Eppure, mentre il cantiere navale di Marina di Carrara consegna l’ennesimo gioiello dell'ingegneria navale, la holding guidata da Giovanni Costantino ha imboccato una strada diversa per affrontare le proprie criticità economiche, interrompendo il percorso della composizione negoziata della crisi e optando per uno strumento più incisivo previsto dal Codice della crisi d’impresa.
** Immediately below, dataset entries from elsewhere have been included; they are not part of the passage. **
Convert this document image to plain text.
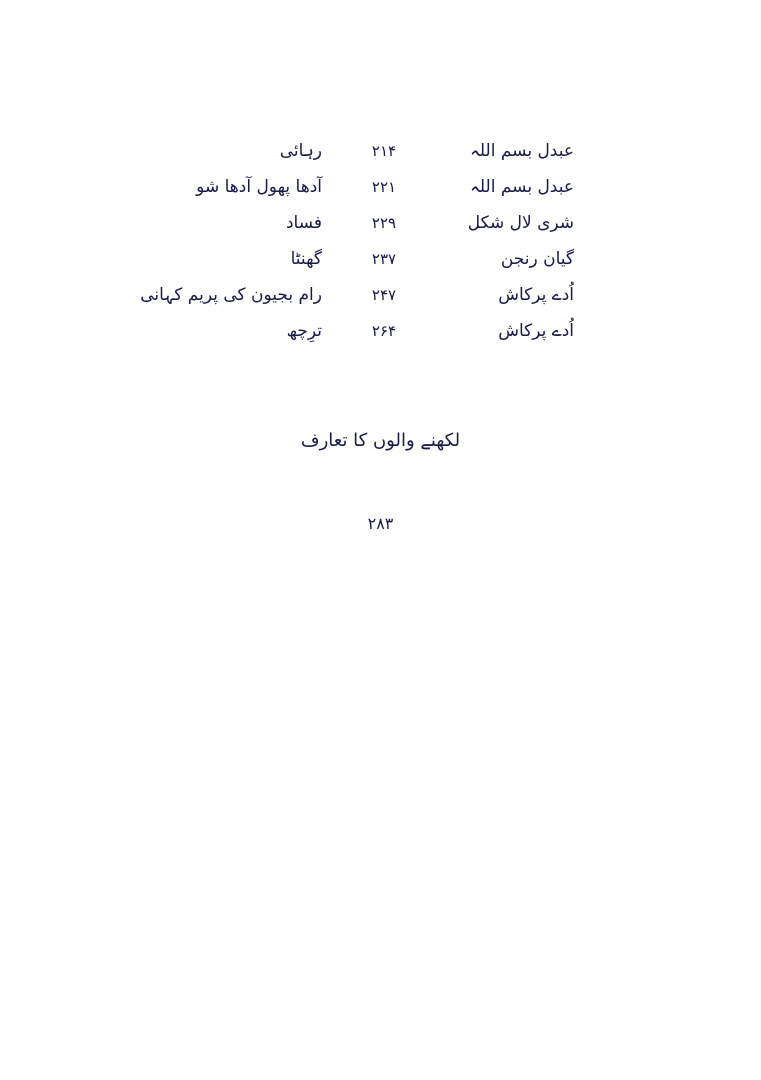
عبدل بسم اللہ
۲۱۴
رہائی
عبدل بسم اللہ
۲۲۱
آدھا پھول آدھا شو
شری لال شکل
۲۲۹
فساد
گیان رنجن
۲۳۷
گھنٹا
اُدے پرکاش
۲۴۷
رام بجیون کی پریم کہانی
اُدے پرکاش
۲۶۴
ترِچھ
لکھنے والوں کا تعارف
۲۸۳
La svolta del consiglio di amministrazione
Il consiglio di amministrazione della società, riunitosi nella serata del 30 giugno, ha ufficialmente comunicato la decisione di presentare il ricorso previsto dall'articolo 44 del Codice della crisi d'impresa, vale a dire la cosiddetta domanda prenotativa, meglio nota come "concordato in bianco". Questo particolare istituto giuridico, che consente all'impresa di ottenere misure di tutela immediata mentre si predispone il piano di ristrutturazione, segna di fatto un cambio di marcia rispetto alla strategia inizialmente adottata dal gruppo per affrontare il delicato momento economico.
La procedura, che viene attivata quando l'azienda non è ancora in grado di presentare un piano completo ma intende avvalersi della protezione della legge, rappresenta una boccata d'ossigeno per il cantiere toscano, che in questo modo guadagna tempo prezioso per definire i dettagli di un progetto di risanamento che si preannuncia complesso.
Il peso dell'indebitamento e la nuova strategia
Il quadro finanziario che ha spinto il cda verso questa scelta appare piuttosto pesante, con un indebitamento complessivo che sfiora i 420 milioni di euro, una cifra che da sola racconta la gravità della situazione in cui versa il gruppo. The Italian Sea Group, che sotto la guida di Costantino ha saputo ritagliarsi un ruolo di primo piano nella nautica di lusso internazionale grazie a produzioni di altissimo profilo come il Tecnomar for Lamborghini 63, si trova dunque a fare i conti con una crisi di liquidità che non è più possibile gestire con gli strumenti ordinari.
L'interruzione della composizione negoziata, che era stata avviata alcuni mesi fa proprio con l'obiettivo di trovare un accordo con i creditori senza ricorrere a procedure più drastiche, è stata motivata dalla necessità di accelerare i tempi e di dotarsi di uno scudo legale più efficace, in grado di blindare l'azienda durante la fase di elaborazione del piano definitivo di ristrutturazione.
Le implicazioni occupazionali e il futuro del cantiere
La scelta del concordato preventivo, sebbene tecnicamente finalizzata al risanamento, non manca di sollevare interrogativi sull'impatto che questa procedura potrà avere sui livelli occupazionali dello stabilimento di Marina di Carrara, da sempre uno dei poli nevralgici della nautica di alta gamma in Italia.
L'azienda, che conta centinaia di dipendenti altamente specializzati, ha sempre fatto del know-how artigianale e della capacità di innovare con prodotti come lo yacht ispirato alle supercar di Sant'Agata Bolognese il proprio cavallo di battaglia, ma ora si trova a dover gestire una fase in cui la sopravvivenza stessa del modello di business potrebbe essere messa in discussione.
La domanda prenotativa, che permette di beneficiare delle misure protettive previste dal Codice della crisi d'impresa, avvia un vero e proprio countdown per la presentazione del piano di risanamento, un documento che dovrà dimostrare la sostenibilità del debito e la concreta capacità del gruppo di tornare a generare flussi di cassa positivi, senza i quali la prosecuzione dell'attività in forma autonoma rischierebbe di diventare insostenibile.